Bridgestone-Béthune

Les souhaits et craintes de la sénatrice Cathy Apourceau-Poly

Publié le 8 janvier 2021 à 14:33

La sénatrice du Pas-de-Calais se rappelle au bon souvenir de la ministre chargée de l’Industrie, Agnès Pannier-Runacher. Dans un courrier daté du 5 janvier, elle insiste sur son souhait d’une reprise de l’usine Brigestone Béthune par un fabricant de pneumatiques. Voici l’essentiel du texte [1] :

« En ce début d’année, l’avenir du site Bridgestone et de ses salariés entre dans une phase décisive. Le délai pour négocier le PSE se réduit, et les salariés sont préoccupés, en tout premier lieu, par le montant de la prime supra-légale qu’ils pourront obtenir. C’est une phase délicate, et nous sommes contraints de nous contenter d’apporter un appui, qui pourra sembler formel, aux employés de Bridgestone Béthune. Je souhaite sincèrement que Madame la Ministre du Travail puisse encore agir auprès de la direction du Groupe, mais faute d’une volonté d’agir sur l’homologation du PSE, j’en doute.
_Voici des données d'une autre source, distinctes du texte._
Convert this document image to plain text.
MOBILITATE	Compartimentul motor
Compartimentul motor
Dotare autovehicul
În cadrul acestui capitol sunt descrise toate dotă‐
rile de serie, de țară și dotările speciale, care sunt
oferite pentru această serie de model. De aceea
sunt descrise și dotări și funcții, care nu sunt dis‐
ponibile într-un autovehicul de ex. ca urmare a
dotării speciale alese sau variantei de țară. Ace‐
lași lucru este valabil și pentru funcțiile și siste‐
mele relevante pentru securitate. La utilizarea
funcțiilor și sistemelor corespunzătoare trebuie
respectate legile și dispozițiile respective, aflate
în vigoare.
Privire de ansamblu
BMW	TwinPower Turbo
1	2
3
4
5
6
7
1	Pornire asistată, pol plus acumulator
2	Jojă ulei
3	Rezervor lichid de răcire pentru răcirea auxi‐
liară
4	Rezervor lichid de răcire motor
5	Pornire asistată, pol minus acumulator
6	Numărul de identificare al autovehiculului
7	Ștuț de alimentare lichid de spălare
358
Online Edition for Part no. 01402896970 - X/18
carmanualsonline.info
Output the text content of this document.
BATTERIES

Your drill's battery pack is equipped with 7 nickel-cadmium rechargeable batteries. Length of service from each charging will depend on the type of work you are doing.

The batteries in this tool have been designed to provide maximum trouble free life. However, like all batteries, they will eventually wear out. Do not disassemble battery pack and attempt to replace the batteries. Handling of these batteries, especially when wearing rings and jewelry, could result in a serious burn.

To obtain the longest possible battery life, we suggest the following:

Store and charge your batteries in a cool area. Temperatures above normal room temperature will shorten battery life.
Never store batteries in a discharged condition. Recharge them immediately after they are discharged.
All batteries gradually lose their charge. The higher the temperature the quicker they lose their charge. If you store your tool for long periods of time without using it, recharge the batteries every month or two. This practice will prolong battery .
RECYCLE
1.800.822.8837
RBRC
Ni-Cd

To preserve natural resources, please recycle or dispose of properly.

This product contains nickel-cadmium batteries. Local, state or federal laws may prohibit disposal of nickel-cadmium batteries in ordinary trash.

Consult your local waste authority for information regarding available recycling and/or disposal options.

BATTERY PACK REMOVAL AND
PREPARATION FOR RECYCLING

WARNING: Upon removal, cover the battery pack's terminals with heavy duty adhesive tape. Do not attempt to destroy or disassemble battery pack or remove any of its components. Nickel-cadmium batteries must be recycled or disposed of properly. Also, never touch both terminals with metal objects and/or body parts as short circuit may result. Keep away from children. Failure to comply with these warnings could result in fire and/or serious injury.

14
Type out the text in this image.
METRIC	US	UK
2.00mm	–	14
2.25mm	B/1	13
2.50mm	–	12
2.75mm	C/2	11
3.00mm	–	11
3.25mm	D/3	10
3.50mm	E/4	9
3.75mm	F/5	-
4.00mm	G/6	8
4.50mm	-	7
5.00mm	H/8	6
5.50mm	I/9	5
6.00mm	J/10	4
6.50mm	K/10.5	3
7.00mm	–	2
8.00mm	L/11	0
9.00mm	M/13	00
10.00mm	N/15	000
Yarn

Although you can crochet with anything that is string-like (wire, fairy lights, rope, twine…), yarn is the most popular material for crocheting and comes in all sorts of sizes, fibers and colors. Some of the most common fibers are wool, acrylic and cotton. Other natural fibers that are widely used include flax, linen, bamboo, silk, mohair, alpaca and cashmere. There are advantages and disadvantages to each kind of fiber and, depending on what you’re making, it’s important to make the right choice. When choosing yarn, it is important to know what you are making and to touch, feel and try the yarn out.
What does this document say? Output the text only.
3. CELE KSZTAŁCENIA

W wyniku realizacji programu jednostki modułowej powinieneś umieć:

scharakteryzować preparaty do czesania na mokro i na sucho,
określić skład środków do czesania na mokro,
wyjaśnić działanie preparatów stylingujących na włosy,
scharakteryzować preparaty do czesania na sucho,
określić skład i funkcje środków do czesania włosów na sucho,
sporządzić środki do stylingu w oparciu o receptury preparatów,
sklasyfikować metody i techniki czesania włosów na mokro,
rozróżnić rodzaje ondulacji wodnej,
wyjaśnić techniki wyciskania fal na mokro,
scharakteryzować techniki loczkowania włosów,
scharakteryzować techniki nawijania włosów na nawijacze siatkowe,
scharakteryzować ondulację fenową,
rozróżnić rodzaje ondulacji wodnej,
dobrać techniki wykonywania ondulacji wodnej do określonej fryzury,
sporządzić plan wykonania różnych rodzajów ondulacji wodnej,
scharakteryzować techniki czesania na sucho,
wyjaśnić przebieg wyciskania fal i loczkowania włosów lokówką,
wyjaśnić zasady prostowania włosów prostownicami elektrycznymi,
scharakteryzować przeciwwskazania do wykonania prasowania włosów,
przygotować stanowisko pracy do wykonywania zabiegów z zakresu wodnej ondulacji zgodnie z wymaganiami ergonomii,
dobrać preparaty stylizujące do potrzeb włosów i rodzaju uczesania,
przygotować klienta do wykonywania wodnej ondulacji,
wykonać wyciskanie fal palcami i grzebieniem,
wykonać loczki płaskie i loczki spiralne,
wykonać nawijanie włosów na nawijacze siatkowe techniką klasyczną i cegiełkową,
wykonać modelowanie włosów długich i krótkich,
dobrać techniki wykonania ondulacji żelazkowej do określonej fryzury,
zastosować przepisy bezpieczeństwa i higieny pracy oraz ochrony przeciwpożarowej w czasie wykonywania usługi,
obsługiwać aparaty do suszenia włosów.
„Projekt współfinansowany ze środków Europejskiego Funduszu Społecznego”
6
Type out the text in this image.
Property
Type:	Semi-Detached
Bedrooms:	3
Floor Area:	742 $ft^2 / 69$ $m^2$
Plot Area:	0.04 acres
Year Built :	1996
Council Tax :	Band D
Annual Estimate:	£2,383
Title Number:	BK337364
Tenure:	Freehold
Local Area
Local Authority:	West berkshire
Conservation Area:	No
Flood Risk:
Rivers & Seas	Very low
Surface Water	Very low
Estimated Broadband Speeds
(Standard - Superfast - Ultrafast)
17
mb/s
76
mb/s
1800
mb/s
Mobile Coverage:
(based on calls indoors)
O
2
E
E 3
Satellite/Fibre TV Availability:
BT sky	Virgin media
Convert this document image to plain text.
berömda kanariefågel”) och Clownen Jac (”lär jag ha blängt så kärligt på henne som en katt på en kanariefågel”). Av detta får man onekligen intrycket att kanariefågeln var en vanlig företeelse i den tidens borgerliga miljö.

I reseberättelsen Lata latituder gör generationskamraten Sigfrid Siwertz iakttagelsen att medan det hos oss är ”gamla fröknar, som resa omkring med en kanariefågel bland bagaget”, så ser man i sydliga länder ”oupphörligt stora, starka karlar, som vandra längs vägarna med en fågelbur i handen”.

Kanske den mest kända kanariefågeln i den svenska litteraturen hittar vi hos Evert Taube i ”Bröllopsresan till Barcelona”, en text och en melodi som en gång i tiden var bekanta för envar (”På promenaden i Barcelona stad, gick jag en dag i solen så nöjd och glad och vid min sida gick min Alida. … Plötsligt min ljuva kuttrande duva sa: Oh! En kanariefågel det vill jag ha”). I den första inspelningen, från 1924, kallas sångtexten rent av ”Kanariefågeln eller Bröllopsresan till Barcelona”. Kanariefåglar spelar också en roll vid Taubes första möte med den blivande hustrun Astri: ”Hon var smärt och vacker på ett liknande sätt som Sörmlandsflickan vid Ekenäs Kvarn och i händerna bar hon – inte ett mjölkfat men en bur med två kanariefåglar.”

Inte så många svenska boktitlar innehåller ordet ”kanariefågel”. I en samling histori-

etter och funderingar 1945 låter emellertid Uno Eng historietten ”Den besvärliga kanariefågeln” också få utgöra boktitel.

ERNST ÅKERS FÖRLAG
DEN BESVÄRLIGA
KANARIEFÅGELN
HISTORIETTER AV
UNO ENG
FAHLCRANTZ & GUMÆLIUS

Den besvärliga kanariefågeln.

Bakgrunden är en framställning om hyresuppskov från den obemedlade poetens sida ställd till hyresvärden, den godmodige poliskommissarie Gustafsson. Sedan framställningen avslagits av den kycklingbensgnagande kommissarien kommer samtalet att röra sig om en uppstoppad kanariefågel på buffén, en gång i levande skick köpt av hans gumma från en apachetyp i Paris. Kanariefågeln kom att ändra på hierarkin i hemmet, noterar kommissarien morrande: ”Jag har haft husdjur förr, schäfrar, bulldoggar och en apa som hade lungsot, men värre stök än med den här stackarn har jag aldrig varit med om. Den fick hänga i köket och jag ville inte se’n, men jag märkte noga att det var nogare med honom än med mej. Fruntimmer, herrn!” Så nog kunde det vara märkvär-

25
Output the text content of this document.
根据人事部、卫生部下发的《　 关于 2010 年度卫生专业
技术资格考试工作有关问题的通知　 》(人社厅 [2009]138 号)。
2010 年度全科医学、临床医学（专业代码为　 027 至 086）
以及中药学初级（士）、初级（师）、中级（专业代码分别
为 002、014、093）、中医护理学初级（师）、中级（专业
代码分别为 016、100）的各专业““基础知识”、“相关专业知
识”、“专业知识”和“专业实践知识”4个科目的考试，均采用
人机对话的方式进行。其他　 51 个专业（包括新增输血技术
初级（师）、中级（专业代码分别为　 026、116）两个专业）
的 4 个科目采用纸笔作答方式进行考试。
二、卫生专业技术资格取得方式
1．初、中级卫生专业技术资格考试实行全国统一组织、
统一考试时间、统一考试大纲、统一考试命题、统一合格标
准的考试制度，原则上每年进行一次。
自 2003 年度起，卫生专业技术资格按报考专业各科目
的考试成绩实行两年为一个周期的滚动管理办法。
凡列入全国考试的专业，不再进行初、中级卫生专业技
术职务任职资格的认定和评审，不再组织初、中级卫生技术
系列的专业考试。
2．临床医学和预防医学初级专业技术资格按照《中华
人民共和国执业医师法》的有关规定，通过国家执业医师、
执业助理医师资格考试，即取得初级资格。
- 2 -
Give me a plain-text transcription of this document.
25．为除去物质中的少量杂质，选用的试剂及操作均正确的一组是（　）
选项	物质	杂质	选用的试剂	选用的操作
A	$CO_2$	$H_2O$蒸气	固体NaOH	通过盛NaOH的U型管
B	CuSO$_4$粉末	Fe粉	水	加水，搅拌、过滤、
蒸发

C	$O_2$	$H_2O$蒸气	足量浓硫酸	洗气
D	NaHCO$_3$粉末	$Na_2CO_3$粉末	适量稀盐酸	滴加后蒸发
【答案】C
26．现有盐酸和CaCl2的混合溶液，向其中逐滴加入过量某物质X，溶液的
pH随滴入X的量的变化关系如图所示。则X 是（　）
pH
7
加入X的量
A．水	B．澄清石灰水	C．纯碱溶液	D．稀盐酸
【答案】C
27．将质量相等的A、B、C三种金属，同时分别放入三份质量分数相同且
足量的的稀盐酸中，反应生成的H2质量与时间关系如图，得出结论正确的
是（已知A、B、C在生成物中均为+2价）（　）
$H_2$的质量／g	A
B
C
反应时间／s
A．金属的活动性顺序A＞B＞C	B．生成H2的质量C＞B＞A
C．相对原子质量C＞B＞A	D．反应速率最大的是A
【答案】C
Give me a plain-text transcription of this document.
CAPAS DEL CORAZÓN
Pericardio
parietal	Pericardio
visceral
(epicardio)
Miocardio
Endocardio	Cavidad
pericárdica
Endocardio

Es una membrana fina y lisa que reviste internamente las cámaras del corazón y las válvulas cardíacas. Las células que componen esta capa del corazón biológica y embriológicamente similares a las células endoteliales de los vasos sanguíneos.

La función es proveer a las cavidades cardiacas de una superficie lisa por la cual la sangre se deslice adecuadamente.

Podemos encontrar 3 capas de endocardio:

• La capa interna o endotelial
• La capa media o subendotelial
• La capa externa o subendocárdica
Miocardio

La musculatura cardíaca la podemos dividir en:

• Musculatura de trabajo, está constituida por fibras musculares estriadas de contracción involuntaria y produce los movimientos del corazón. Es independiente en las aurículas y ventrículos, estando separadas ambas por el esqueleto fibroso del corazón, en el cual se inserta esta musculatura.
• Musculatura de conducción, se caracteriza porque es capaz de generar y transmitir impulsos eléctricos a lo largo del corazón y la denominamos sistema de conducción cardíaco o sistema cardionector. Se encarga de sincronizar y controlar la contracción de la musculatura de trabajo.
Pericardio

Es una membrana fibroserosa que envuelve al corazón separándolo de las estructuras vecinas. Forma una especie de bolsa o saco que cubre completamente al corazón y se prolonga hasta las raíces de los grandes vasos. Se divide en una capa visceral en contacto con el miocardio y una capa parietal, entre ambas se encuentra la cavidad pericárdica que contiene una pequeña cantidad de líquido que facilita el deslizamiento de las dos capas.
Le contenu des accords dépendra de la capacité de mobilisation des salariés, pour faire pression sur la multinationale, et de l’enveloppe déjà provisionnée par celle-ci.

Neuf candidats potentiels

Mais c’est le devenir du site industriel qui m’amène à vous interpeler de nouveau. Au nom du sacro-saint « secret des affaires », qui se dissimule pudiquement derrière les « clauses de confidentialité », les élus de la République, comme les salariés en sont réduits à devoir faire confiance, dans la recherche d’un repreneur, à l’entreprise qui a choisi la fermeture ; et à l’État, qui ne l’a pas vu venir à temps ! C’est un simple constat, sans esprit polémique de ma part. C’est pourquoi, je tiens à préciser aujourd’hui, ma réflexion sur ce sujet. Je souhaite que le site puisse être repris par un fabricant de pneumatiques. BPI Groupe et Business France ont enregistré jusqu’à 9 candidats potentiels, qui ont manifesté une expression d’intérêt. Deux (les projets 9 et 12 selon le classement de BPI Groupe), un projet chinois, et un indien, font l’objet d’échanges approfondis. Je partage l’avis exprimé par le cabinet Syndex, à l’occasion de la réunion à laquelle vous participiez le 21 décembre dernier à Béthune : « ce sont les projets les plus intéressants, en terme d’emplois, d’adaptabilité des salariés, et d’occupation du site ». Même si ce sont les moins avancés. L’insistance de Bridgestone, dès l’annonce de la fermeture en septembre dernier, à affirmer qu’il croyait en la possibilité d’une reprise par un pneumaticien, qu’il était prêt à céder l’usine à un concurrent, me conforte dans l’idée que c’est la piste sérieuse à explorer jusqu’au bout !

Opacité

Bridgestone a aussi annoncé en octobre, qu’il renonçait à la fabrication des pneus de petite dimension en Europe, « libérant » ainsi une production de plus de 5 millions de pneumatiques par an, pour un éventuel repreneur, intéressé par la porte d’entrée que représente l’usine de Béthune, sur un marché européen en passe de se fermer aux importations, à l’instar du marché américain. J’ai deux inquiétudes dont je tiens à vous faire part :

  • Celle d’un rejet de ces projets, faute du temps nécessaire pour les concrétiser.
  • Celle d’un rejet de ces projets, pour des raisons étrangères à leur qualité intrinsèque : pression des autres fabricants européens ; choix politiques d’une fermeture anticipée du marché européen, à des constructeurs, souvent originaires de pays, peu « en cour ». J’ai bien pris note de votre réponse concernant mes interrogations sur l’appréciation de Michelin... L’impossibilité dans laquelle, élus et représentants du personnel sont mis, de pouvoir apprécier, la validité ou pas des projets en question, renforce mes craintes. À l’heure où, pour tout et n’importe quoi, on consulte des Comités citoyens de suivi, je ne peux que regretter l’opacité qui préside aux décisions économiques : la démocratie a encore de grands pas à faire. Quant aux autres projets, qui semblent avoir les faveurs, tantôt de l’un, tantôt de l’autre... ils ont le mérite d’exister. Ce n’est pas la place qui manque dans le Béthunois pour les accueillir. Mais aucun ne peut prétendre développer un réseau de sous-traitance et d’activités connexes, comme celui d’un fabricant de pneumatiques. Le site de Bridgestone ne me semble pas avoir vocation à accueillir des activités multiples, qui le démantèleraient comme grand site industriel. »

Notes :

[1Les intertitres sont de la rédaction.